There’s quite a controversy going on in Mississippi these days concerning the state flag. Some folks say that the old flag is no longer realistic, and is to some extent hurtful in modern days. Some say that it is even racist and degrading. On the other hand, many supporters oppose changing the flag which has meant so much to them and their forebears over the past century or so. As the state is debating this, it’s just fighting a fight we already fit (and lost) at my Alma Mater, Ole Miss, several years ago.

My parents met at Ole Miss, like Betsy and I did. Big Robert and Miss Janice were married for 45 years before he died in a car wreck, and she passed on the next year, not wanting to live without him. Betsy and I have been married for 53 years and counting. So, whatever else Ole Miss has meant to this family, it’s meant true love! We had supper recently with a sorority sister of Betsy’s who was a bridesmaid in our wedding, and I regularly hunt with a half-dozen fraternity brothers from those days. Ole Miss has meant long-lasting friendships, as well.

It’s meant pride, too. I played Rebel football when we were the Number One Team in America, and while I was too small for a college guard and got hurt too much, finally rupturing a hip joint when I was clipped on a punt, no one can take being on the Best Team in America — shoot, in the world! — away from me. Betsy was a Top Six Beauty at a university which had produced two Miss Americas in the four years before she got there, plus she was a majorette (we called them Rebelettes), and as such, was closely associated with that Number One Team, too.

I’m saying that being a Rebel and a Rebelette means a great deal to both of us. It was a great time in our lives at a great school that almost was closed down by the politics of the day, and that Number One Team was a big factor in keeping the university open, when state and national politics could have closed it down.

I got out Momma’s 1936 Ole Miss Annual yesterday.
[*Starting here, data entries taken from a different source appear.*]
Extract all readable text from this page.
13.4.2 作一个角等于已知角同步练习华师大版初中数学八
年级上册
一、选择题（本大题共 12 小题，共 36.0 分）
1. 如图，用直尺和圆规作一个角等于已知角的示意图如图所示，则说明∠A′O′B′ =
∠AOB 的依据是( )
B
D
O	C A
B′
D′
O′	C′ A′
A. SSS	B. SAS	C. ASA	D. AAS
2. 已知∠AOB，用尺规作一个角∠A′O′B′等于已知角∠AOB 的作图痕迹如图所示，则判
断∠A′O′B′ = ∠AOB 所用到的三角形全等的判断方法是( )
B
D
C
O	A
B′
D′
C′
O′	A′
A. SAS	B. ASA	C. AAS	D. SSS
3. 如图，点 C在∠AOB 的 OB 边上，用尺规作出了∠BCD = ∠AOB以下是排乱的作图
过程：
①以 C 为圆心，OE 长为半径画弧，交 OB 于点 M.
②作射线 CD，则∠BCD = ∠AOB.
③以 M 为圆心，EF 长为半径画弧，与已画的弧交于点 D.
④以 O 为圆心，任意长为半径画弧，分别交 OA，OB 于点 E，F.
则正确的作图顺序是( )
While there was mention of “Ole Miss” aplenty, the team back then was called “The Flood.” I believe I’ve read that it was the next year when “The Rebels” was used for athletics. It’s an educated guess that the title “Ole Miss” refers to the mistress of the plantation, and during those days, the State was largely rural, and farming was the way of life. Nothing racial about that, unless you are just looking for something to gripe about.

There’s no mention I can find of “Colonel Rebel” nor of the flag commonly called “the Rebel Flag.” No pictures of it, either. My point is simply that the mascot of Colonel Rebel and the “Rebel Flag” in question became associated with Ole Miss during a time in American history when there was little racial controversy. This was when Germany was powering up to start World War II. To be factual, the Confederate Flag was never the flag we waved at Ole Miss, nor is it the flag included in the canton corner of the state flag. The “Rebel Flag” was designed by General Beauregard after the first Battle of Bull Run, when similarly uniformed troops mistook the two similar flags of the USA and CSA. It was used as a battle flag by the Army of Northern Virginia, and other units, and black, white, and red Confederate soldiers fought and died under that banner. Seems like the last Confederate general to surrender was a full-blooded Cherokee Indian.

But enough history. I wanted to give y’all a different perspective. A decade ago, I was on the staff of a writer’s conference, and Alex Haley, the author of ROOTS, was also on staff. Several of us were in the restaurant lounge one evening planning seminars, when the TV news came on. The first story covered a demonstration in either Georgia or South Carolina by people wanting to remove the “Rebel Flag” from the state flag.

This was followed immediately by a story on yet another famine or war in Africa, with gruesome pictures of the dead and dying, and the inevitable shots of starving children, bellies distended, runny noses, flies all over everything. Awful!

And the author of ROOTS declared, “You know, every time an African American sees a story like that, he ought to go find a Rebel Flag and kiss it! Because, there, but for American slavery, would be me and my descendants! Thank God I’m here, not there!”

The perspective of a nice guy, who was black, saying that America is truly a land of opportunity — if you will live in the present, and not sweat the small stuff of the past.